Hi ktc515 – thanks so much for sharing your story, you sound like you are exactly where I was in my journey for such a long time before I sought treatment. The thing about vaginismus that can be so insidious is that it often causes those of us who suffer from it immense shame, emotional distress, and physical discomfort on a day-to-day level, but at the same time it’s weirdly easy to push away the problem for YEARS even though it’s so actively hindering our lives. I suspect it’s because it seems like such a large problem to solve and that you have no idea where to begin, but in reality you get through vaginismus the same way you do any other problem – by taking one step down the path at a time.

I want to start by affirming that your experience of vaginismus is so normal and will sound familiar to those of us who have been where you’re standing. I’m not sure where you live exactly, but I’m an American and we often struggle to be candid about the realities of sex even though our culture at large is so obsessed with appearances and sexualizing women in particular (which is how you can end up with your friends thinking you’re a very sexual person but them not actually have any idea of the particular struggles you’re going through). This can put us in a trap of actually feeling something that so many other people relate to yet having the sensation of being totally alone with this problem. By reaching out to these forums, you’re taking the first step in connecting to other people who can relate and affirm what you’re experiencing.

Another thing I want to affirm is that it’s possible to be a sexual person (and a sexually FUFILLED person) without intercourse, and this is another thing our society isn’t great at acknowledging. Everything from Hollywood movies to pornography centers penetration as the most important part of our sexual lives, so much so that “sex” as a term is taken as a stand-in for penetrative intercourse, even though there’s tons of other ways to experience sexual pleasure with another person. I had some extremely satisfying sexual relationships with partners even before getting treatment for vaginismus, and even though I’m able to have intercourse now, I still get the majority of my pleasure from non-penetrative acts.

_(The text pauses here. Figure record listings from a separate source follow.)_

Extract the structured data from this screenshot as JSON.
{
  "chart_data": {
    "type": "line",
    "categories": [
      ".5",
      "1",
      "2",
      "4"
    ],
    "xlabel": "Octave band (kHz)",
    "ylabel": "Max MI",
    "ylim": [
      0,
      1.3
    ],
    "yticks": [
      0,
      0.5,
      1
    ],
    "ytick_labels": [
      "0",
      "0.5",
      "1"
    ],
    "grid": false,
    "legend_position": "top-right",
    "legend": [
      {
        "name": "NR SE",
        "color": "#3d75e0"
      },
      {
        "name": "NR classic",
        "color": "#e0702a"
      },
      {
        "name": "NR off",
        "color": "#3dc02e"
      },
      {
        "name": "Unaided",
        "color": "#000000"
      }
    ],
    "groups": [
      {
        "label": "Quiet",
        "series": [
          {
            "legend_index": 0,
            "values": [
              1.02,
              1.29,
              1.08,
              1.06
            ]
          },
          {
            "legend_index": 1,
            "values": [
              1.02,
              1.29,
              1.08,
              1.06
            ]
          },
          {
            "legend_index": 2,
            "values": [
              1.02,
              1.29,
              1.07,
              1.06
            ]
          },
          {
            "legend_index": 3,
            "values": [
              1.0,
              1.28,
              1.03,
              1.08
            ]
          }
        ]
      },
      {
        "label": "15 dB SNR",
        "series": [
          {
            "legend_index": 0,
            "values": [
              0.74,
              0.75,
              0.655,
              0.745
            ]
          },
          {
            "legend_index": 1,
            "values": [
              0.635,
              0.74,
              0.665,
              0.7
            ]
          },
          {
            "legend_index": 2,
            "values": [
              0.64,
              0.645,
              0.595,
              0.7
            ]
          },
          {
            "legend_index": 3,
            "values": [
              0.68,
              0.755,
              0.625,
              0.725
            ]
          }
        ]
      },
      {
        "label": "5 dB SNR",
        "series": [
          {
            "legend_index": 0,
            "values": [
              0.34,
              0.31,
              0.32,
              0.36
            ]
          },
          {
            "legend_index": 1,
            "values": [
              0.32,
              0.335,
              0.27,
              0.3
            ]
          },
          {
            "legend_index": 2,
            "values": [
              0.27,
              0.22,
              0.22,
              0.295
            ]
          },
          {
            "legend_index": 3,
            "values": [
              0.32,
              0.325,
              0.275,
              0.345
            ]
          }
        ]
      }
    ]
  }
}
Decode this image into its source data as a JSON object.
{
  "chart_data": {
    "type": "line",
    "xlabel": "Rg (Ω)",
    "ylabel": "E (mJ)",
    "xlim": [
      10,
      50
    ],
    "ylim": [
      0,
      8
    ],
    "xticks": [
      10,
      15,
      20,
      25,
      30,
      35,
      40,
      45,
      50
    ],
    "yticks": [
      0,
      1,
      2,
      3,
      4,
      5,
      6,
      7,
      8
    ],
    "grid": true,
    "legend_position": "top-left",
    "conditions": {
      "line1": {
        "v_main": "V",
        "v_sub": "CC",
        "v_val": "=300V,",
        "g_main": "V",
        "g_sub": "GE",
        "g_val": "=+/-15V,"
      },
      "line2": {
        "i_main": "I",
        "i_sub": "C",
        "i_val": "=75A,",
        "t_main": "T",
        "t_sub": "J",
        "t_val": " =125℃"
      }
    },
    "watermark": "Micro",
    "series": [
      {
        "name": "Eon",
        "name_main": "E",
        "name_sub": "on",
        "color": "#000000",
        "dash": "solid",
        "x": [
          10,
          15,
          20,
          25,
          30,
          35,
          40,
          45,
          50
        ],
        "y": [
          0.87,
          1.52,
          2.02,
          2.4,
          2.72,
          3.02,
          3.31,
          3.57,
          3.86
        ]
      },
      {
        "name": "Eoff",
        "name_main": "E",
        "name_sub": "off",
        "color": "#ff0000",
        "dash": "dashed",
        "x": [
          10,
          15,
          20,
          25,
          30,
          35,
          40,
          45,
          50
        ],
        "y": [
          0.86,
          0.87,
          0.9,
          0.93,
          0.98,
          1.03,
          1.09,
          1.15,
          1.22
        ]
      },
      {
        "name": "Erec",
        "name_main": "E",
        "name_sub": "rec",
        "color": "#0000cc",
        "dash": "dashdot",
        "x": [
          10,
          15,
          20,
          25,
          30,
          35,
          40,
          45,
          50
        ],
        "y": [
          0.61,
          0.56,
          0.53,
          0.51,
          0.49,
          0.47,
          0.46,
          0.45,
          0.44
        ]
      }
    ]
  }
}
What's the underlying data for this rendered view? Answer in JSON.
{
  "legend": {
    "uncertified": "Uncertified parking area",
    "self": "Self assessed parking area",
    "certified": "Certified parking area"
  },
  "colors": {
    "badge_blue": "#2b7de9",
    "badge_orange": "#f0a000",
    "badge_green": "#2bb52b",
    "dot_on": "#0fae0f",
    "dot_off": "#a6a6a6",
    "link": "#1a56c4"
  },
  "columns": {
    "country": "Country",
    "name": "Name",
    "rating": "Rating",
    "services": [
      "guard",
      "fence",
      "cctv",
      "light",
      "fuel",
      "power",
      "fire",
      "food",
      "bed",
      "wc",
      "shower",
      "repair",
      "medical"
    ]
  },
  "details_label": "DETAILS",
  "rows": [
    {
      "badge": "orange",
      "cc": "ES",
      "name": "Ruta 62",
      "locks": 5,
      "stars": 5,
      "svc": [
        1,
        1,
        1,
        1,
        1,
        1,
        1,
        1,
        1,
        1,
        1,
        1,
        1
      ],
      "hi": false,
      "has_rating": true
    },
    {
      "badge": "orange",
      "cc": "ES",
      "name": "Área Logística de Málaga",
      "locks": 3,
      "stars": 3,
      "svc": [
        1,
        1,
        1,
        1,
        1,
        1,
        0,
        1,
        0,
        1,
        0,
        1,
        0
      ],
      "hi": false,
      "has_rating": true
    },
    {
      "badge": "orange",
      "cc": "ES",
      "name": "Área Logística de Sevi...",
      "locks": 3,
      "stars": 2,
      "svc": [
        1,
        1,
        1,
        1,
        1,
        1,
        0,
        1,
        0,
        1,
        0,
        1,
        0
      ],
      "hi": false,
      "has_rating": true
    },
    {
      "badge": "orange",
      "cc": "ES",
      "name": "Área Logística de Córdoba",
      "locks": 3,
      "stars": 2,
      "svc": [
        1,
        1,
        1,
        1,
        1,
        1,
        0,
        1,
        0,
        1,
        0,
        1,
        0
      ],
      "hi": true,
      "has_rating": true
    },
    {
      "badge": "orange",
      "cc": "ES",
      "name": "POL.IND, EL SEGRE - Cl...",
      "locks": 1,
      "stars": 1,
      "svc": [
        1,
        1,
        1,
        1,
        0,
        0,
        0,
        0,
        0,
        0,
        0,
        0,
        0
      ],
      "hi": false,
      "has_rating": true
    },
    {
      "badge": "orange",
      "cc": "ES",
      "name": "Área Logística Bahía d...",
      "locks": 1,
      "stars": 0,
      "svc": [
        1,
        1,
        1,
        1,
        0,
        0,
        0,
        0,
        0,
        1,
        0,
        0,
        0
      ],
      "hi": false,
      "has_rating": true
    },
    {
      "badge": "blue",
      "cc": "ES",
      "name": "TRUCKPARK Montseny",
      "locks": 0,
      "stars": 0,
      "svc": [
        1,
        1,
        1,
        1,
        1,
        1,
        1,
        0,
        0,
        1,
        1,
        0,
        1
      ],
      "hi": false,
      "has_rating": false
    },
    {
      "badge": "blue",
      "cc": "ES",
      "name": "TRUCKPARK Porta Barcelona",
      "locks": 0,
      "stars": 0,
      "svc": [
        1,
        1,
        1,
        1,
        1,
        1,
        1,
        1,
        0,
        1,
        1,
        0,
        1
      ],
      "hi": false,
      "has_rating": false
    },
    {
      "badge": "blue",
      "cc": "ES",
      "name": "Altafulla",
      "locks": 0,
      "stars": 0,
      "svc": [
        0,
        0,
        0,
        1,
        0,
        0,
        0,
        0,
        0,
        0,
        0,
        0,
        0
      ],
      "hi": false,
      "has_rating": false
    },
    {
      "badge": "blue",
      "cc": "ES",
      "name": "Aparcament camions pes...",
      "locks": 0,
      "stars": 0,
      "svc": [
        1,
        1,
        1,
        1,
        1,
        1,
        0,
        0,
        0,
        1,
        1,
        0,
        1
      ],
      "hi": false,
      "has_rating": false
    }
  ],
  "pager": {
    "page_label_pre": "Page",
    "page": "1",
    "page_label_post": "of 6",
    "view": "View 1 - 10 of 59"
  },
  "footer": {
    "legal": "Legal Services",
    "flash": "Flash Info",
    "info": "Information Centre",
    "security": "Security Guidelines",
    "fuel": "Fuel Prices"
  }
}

I say all this to remind you that you are still a sexual being and a person who can participate in romantic relationships on your own terms (while also wanting to seek treatment for vaginismus) – but it’s important to not feel like you’re on the outside looking in on something in which you already have every right to participate.

All that being said, I am really glad I got the treatment from Maze that I did for my vaginismus, both because it opened up new forms of connecting with partners, and because it helped heal so much of the shame and self-loathing I had accumulated from feeling defective and dysfunctional for so long. It helped me be more emotionally present in my relationships and sexual encounters, and I am still grateful for that all these years later regardless of whether penetration is happening with my partner or not. I got the botox treatment through the Maze clinic and was able to have intercourse for the first time 20 days later, so I can speak to its efficacy or answer any questions you might have.

You have made great progress on your own so far already in getting more comfortable with touching your body, and that’s proof that with the right help you can make so much progress if you want to. Vaginismus is not a condition that has to control your whole life, and you deserve to put this behind you if that’s what you want! Let us know how we can help in any way!